Power

Federal Report: St. Louis County Family Court Routinely Discriminates Against Black Youth

The Department of Justice released a report Friday concluding Missouri's St. Louis County Family Court system discriminates against Black juveniles, routinely violating their constitutional rights as they navigate the court system.

The Department of Justice released a report Friday concluding Missouri's St. Louis County Family Court system discriminates against Black juveniles, routinely violating their constitutional rights as they navigate the court system. Shutterstock

The Department of Justice released a biting 60-page report concluding Missouri’s St. Louis County Family Court system discriminates against Black juveniles, routinely violating their constitutional rights as they navigate the court system.

The justice department released the report following a nearly two-year investigation by its Civil Rights Division that began in 2013.

Black juveniles are two-and-a-half times more likely than whites to be detained before trial and three times more likely than whites to be sent to the Missouri Division of Youth Services for parole violations, according to the report.

The justice department also found the St. Louis Family Court system routinely failed to have adequate legal representation for Black youth, failed to make sure there was probable cause that the offenses the children were accused of actually happened, and failed to ensure that Black children entered guilty pleas voluntarily.

Vanita Gupta, principal deputy assistant attorney general and head of the Civil Rights Division, called the findings “serious” and “compelling” following the release of the justice department report.

“Missouri was at the forefront of juvenile corrections reform when it closed its large juvenile institutions and moved to a smaller, treatment-focused system and we are hopeful that Missouri will rise to this challenge to, once again, be a leader in juvenile justice reform,” Gupta said.

The justice department analyzed data relating to nearly 33,000 juvenile cases, including all delinquency and status offenses resolved in St.
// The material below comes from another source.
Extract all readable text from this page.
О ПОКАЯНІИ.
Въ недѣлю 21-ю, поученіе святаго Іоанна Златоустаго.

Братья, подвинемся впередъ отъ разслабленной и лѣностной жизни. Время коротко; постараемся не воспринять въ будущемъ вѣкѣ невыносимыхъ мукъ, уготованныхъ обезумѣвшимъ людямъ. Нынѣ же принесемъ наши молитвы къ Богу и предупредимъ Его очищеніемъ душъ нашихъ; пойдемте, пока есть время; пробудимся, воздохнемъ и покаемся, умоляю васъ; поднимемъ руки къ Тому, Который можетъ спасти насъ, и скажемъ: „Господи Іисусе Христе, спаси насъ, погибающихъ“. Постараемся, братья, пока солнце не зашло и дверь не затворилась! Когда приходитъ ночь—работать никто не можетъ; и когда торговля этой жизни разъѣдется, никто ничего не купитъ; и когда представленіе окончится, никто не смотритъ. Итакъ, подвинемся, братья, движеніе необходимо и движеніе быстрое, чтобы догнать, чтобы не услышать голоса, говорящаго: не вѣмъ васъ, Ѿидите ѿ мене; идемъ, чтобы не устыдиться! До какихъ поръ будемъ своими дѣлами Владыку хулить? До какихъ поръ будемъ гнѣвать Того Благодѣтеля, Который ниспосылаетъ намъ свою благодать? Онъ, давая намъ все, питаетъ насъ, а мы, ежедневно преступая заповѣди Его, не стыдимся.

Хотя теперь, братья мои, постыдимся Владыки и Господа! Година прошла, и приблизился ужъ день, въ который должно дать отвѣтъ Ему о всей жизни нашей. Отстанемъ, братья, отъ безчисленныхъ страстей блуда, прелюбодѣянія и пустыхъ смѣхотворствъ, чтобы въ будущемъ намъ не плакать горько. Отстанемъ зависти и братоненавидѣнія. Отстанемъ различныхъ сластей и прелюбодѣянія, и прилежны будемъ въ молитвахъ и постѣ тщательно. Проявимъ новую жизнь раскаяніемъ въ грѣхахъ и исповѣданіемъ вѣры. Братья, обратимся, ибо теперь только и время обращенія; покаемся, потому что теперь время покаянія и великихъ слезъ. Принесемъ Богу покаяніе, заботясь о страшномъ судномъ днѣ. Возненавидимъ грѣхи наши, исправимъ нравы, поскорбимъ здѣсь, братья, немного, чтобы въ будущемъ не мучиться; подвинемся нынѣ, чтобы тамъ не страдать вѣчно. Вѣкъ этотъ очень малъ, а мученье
Louis County Family Court between 2010 and 2013. Department attorneys also visited the family court and interviewed a number of court personnel, including all of the judges and commissioners as well as the heads of many of family court programs and services.
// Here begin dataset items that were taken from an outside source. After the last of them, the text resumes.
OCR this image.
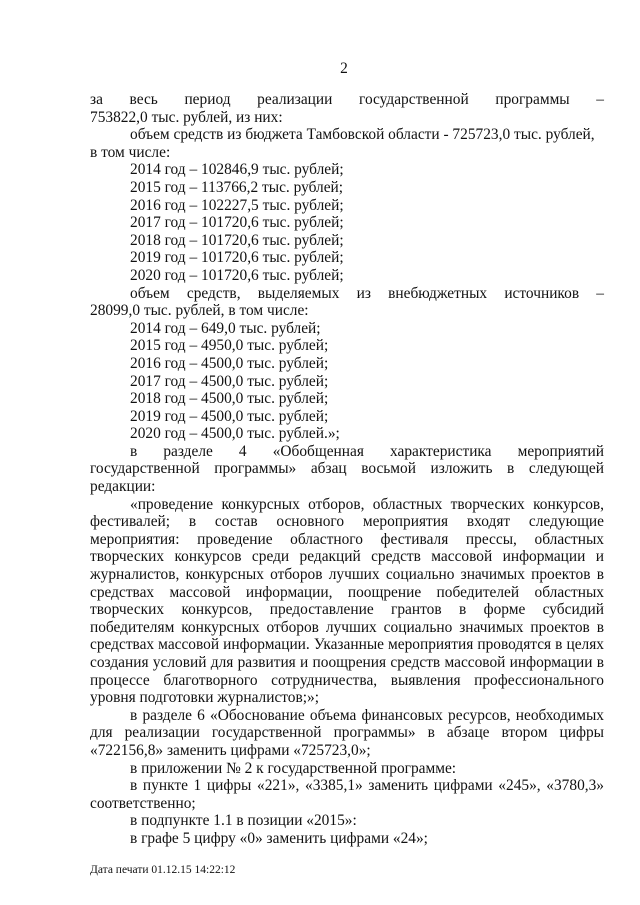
2

за весь период реализации государственной программы –

753822,0 тыс. рублей, из них:

объем средств из бюджета Тамбовской области - 725723,0 тыс. рублей,

в том числе:

2014 год – 102846,9 тыс. рублей;

2015 год – 113766,2 тыс. рублей;

2016 год – 102227,5 тыс. рублей;

2017 год – 101720,6 тыс. рублей;

2018 год – 101720,6 тыс. рублей;

2019 год – 101720,6 тыс. рублей;

2020 год – 101720,6 тыс. рублей;

объем средств, выделяемых из внебюджетных источников –

28099,0 тыс. рублей, в том числе:

2014 год – 649,0 тыс. рублей;

2015 год – 4950,0 тыс. рублей;

2016 год – 4500,0 тыс. рублей;

2017 год – 4500,0 тыс. рублей;

2018 год – 4500,0 тыс. рублей;

2019 год – 4500,0 тыс. рублей;

2020 год – 4500,0 тыс. рублей.»;

в разделе 4 «Обобщенная характеристика мероприятий

государственной программы» абзац восьмой изложить в следующей

редакции:

«проведение конкурсных отборов, областных творческих конкурсов,

фестивалей; в состав основного мероприятия входят следующие

мероприятия: проведение областного фестиваля прессы, областных

творческих конкурсов среди редакций средств массовой информации и

журналистов, конкурсных отборов лучших социально значимых проектов в

средствах массовой информации, поощрение победителей областных

творческих конкурсов, предоставление грантов в форме субсидий

победителям конкурсных отборов лучших социально значимых проектов в

средствах массовой информации. Указанные мероприятия проводятся в целях

создания условий для развития и поощрения средств массовой информации в

процессе благотворного сотрудничества, выявления профессионального

уровня подготовки журналистов;»;

в разделе 6 «Обоснование объема финансовых ресурсов, необходимых

для реализации государственной программы» в абзаце втором цифры

«722156,8» заменить цифрами «725723,0»;

в приложении № 2 к государственной программе:

в пункте 1 цифры «221», «3385,1» заменить цифрами «245», «3780,3»

соответственно;

в подпункте 1.1 в позиции «2015»:

в графе 5 цифру «0» заменить цифрами «24»;

Дата печати 01.12.15 14:22:12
Investigators collected information from both the state and local public defender’s offices, private attorneys with experience in the family court, and the parents of youth who had been involved in delinquency proceedings with the family court.

Investigators concluded the St. Louis Family Court is “[a]n organizational structure that is rife with conflicts of interest, is contrary to separation of powers principles and deprives children of adequate due process,” according to the report.

“This investigation is another step toward our goal of ensuring that children in the juvenile justice system receive their constitutionally guaranteed rights to due process and equal protection under the law,” Gupta said.

Typically, the next step following the release of a report like this is for the justice department to negotiate with the local authority it was investigating on how to resolve the pattern of discriminatory conducted within its ranks. This usually results in a consent decree, which is a settlement agreement between the justice department and the local authority that lays out specific tasks to remedy the discriminatory conduct.

The Department of Justice report on the St. Louis County Family Court system follows an equally scathing report concluding the Ferguson Police Department routinely discriminated against Blacks in its policing. The investigation into Ferguson law enforcement was prompted by the death of an unarmed Black 18-year-old, Michael Brown, who was killed on August 9 by a white police officer.